IEEE Transactions on Dielectrics and Electrical Insulation | 2012
Refat Atef Ghunem; Khaled Assaleh; Ayman H. El-Hag
In this paper a prediction model is proposed for estimation of furan content in transformer oil using oil quality parameters and dissolved gases as inputs. Multi-layer perceptron feed forward neural networks were used to model the relationships between various transformer oil parameters and furan content. Seven transformer oil parameters, which are breakdown voltage, water content, acidity, total combustible hydrocarbon gases and hydrogen, total combustible gases, carbon monoxide and carbon dioxide concentrations, are proposed to be predictors of furan content in transformer oil. The predictors were chosen based on the physical nature of oil/paper insulation degradation under transformer operating conditions. Moreover, stepwise regression was used to further tune the prediction model by selecting the most significant predictors. The proposed model has been tested on in-service power transformers and prediction accuracy of 90% for furan content in transformer oil has been achieved.

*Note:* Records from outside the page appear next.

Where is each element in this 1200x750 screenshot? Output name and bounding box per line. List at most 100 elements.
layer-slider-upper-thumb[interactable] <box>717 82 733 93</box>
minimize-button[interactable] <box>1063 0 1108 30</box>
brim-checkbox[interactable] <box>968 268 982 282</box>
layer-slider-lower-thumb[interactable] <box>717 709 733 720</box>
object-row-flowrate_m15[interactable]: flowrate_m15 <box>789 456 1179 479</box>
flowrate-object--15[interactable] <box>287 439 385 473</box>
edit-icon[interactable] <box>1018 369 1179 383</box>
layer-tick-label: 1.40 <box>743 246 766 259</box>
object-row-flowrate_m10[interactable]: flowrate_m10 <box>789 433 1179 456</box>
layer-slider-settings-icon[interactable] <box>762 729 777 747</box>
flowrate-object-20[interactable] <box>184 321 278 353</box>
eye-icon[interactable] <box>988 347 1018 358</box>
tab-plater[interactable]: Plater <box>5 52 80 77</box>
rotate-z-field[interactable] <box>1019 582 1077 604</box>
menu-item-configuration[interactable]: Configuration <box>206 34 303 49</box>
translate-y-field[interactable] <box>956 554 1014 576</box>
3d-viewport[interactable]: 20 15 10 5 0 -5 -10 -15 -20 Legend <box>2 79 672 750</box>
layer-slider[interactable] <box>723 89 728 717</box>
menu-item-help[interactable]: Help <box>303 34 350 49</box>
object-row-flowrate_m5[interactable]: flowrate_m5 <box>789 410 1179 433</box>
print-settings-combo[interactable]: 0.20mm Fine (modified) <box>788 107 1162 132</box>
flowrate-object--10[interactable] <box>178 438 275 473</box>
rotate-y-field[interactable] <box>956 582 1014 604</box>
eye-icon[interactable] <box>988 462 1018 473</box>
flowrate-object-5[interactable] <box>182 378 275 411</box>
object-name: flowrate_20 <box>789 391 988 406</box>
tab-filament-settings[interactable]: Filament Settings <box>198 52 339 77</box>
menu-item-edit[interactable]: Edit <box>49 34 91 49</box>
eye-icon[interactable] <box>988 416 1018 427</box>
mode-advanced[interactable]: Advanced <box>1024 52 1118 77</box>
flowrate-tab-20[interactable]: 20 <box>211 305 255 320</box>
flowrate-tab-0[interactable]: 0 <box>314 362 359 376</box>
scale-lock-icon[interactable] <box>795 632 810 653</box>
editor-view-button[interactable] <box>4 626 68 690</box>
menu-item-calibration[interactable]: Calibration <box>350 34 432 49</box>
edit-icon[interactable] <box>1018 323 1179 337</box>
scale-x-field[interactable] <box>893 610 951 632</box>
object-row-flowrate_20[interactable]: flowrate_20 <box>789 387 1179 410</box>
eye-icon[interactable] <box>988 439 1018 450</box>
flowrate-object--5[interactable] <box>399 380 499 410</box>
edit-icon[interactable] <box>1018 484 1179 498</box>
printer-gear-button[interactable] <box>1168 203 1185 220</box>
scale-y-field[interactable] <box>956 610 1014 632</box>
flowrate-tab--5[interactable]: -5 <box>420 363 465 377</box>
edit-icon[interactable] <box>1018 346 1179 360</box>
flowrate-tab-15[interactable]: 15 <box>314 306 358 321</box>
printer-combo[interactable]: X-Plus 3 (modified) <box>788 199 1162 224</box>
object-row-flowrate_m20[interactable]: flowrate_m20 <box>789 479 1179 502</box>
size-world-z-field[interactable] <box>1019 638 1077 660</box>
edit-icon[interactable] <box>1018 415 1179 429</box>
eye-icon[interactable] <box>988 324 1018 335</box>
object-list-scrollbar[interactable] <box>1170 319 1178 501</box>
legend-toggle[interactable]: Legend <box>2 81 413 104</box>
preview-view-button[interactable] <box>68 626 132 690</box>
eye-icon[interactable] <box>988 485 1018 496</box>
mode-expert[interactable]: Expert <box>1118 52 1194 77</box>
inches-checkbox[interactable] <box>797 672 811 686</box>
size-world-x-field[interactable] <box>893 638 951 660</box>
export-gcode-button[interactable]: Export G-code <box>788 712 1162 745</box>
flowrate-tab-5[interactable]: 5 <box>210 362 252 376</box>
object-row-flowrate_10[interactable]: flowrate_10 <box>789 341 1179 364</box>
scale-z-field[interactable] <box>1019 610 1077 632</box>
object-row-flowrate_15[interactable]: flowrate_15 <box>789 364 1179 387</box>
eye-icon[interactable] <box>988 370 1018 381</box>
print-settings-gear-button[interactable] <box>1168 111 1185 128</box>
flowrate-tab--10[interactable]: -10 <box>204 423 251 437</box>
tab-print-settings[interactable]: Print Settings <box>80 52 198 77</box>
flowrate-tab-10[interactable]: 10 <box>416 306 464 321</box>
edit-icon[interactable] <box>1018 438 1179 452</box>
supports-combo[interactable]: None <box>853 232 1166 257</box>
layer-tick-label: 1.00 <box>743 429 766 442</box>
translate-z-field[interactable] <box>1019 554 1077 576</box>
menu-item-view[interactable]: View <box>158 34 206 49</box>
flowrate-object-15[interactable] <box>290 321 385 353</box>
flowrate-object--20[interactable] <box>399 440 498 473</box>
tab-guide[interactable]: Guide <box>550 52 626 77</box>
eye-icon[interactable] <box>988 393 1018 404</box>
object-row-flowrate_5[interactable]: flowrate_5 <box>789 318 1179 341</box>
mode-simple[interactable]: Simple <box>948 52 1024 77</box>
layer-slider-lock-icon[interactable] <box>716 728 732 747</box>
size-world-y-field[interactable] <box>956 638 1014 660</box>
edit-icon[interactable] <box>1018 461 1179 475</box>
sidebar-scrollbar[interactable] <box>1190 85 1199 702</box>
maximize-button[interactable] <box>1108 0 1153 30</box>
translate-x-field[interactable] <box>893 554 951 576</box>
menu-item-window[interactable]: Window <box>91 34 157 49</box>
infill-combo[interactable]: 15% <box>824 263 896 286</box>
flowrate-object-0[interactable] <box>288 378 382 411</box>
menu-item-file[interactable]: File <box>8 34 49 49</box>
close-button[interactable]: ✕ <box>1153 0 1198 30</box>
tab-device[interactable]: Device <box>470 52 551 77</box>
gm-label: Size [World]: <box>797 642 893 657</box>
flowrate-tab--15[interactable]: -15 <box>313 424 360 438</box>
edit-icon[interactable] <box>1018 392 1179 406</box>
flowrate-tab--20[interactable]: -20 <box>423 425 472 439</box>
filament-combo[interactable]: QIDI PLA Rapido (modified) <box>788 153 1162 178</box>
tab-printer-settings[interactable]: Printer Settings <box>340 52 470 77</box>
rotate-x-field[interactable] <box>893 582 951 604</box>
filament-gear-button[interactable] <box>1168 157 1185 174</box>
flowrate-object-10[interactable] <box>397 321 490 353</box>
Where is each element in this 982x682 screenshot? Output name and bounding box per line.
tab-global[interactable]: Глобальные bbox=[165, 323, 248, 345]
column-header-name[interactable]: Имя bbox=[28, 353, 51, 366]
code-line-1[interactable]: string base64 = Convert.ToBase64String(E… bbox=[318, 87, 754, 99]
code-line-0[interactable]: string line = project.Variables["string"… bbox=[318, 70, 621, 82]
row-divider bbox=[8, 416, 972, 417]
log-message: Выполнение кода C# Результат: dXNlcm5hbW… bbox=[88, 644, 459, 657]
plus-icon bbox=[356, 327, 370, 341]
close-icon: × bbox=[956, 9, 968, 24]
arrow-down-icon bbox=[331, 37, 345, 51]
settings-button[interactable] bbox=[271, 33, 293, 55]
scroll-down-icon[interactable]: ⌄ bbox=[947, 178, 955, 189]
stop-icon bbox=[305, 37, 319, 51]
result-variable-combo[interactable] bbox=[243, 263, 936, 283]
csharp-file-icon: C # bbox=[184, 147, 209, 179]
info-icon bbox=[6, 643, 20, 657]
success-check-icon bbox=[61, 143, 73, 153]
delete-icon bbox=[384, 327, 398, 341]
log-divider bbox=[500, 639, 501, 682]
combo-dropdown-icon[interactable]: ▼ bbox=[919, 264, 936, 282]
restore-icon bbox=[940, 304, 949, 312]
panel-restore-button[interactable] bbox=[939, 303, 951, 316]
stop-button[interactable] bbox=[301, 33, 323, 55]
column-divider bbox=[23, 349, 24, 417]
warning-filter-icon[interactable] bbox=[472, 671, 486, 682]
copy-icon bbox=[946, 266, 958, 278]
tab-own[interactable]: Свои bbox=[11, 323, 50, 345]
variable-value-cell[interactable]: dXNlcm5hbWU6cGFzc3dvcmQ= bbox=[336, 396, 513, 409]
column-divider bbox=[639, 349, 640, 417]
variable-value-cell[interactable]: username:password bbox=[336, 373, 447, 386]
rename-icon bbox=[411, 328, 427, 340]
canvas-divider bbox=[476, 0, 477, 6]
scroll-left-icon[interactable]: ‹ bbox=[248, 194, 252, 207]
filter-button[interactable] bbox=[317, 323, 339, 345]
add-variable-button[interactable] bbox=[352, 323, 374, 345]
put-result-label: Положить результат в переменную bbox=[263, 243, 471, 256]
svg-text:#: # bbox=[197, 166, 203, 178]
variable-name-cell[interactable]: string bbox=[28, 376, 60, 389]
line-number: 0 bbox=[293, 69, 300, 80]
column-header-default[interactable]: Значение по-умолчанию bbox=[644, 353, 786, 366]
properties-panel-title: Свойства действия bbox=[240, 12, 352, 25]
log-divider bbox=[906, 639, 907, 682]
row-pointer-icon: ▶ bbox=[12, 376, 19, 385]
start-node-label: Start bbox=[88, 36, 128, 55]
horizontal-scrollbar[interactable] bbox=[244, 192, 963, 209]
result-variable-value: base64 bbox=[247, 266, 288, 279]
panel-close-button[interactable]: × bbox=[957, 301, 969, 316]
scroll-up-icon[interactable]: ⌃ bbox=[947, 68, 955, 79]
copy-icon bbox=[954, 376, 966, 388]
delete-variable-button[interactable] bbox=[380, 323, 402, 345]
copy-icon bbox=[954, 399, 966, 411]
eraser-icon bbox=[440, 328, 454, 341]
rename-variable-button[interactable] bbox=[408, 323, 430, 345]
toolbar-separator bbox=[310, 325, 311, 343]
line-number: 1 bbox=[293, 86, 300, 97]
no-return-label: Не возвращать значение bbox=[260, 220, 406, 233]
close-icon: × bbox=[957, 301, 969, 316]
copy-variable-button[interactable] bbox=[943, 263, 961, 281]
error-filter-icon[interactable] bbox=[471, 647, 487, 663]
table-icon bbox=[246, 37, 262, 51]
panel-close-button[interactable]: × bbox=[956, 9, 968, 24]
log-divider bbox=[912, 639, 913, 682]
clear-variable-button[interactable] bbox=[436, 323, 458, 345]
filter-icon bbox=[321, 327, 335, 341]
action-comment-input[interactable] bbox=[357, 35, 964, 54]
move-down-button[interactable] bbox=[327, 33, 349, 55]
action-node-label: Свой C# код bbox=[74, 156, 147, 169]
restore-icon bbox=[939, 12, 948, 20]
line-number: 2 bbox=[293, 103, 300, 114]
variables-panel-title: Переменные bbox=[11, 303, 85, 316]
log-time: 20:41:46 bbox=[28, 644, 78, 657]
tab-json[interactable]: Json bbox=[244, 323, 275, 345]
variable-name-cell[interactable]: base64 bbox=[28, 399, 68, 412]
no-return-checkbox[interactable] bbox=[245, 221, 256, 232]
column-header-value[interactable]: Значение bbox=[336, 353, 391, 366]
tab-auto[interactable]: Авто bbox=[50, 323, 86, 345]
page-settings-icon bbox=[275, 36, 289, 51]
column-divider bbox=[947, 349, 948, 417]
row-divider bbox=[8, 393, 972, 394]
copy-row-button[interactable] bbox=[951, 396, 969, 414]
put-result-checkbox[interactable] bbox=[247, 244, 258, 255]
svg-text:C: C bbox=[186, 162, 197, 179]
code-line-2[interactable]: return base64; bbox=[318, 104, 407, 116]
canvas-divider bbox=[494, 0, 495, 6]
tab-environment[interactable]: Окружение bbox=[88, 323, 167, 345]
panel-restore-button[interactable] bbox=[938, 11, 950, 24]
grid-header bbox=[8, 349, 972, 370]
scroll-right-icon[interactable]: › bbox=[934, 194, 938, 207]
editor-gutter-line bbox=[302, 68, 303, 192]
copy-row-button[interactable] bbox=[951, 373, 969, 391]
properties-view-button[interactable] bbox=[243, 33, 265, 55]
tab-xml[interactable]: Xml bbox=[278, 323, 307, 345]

Digital Signal Processing | 2011
Tamer Shanableh; Khaled Assaleh
This paper presents a solution for user-independent recognition of isolated Arabic sign language gestures. The video-based gestures are preprocessed to segment out the hands of the signer based on color segmentation of the colored gloves. The prediction errors of consecutive segmented images are then accumulated into two images according to the directionality of the motion. Different accumulation weights are employed to further help preserve the directionality of the projected motion. Normally, a gesture is represented by hand movements; however, additional user-dependent head and body movements might be present. In the user-independent mode we seek to filter out such user-dependent information. This is realized by encapsulating the movements of the segmented hands in a bounding box. The encapsulated images of the projected motion are then transformed into the frequency domain using Discrete Cosine Transformation (DCT). Feature vectors are formed by applying Zonal coding to the DCT coefficients with varying cutoff values. Classification techniques such as KNN and polynomial classifiers are used to assess the validity of the proposed user-independent feature extraction schemes. An average classification rate of 87% is reported.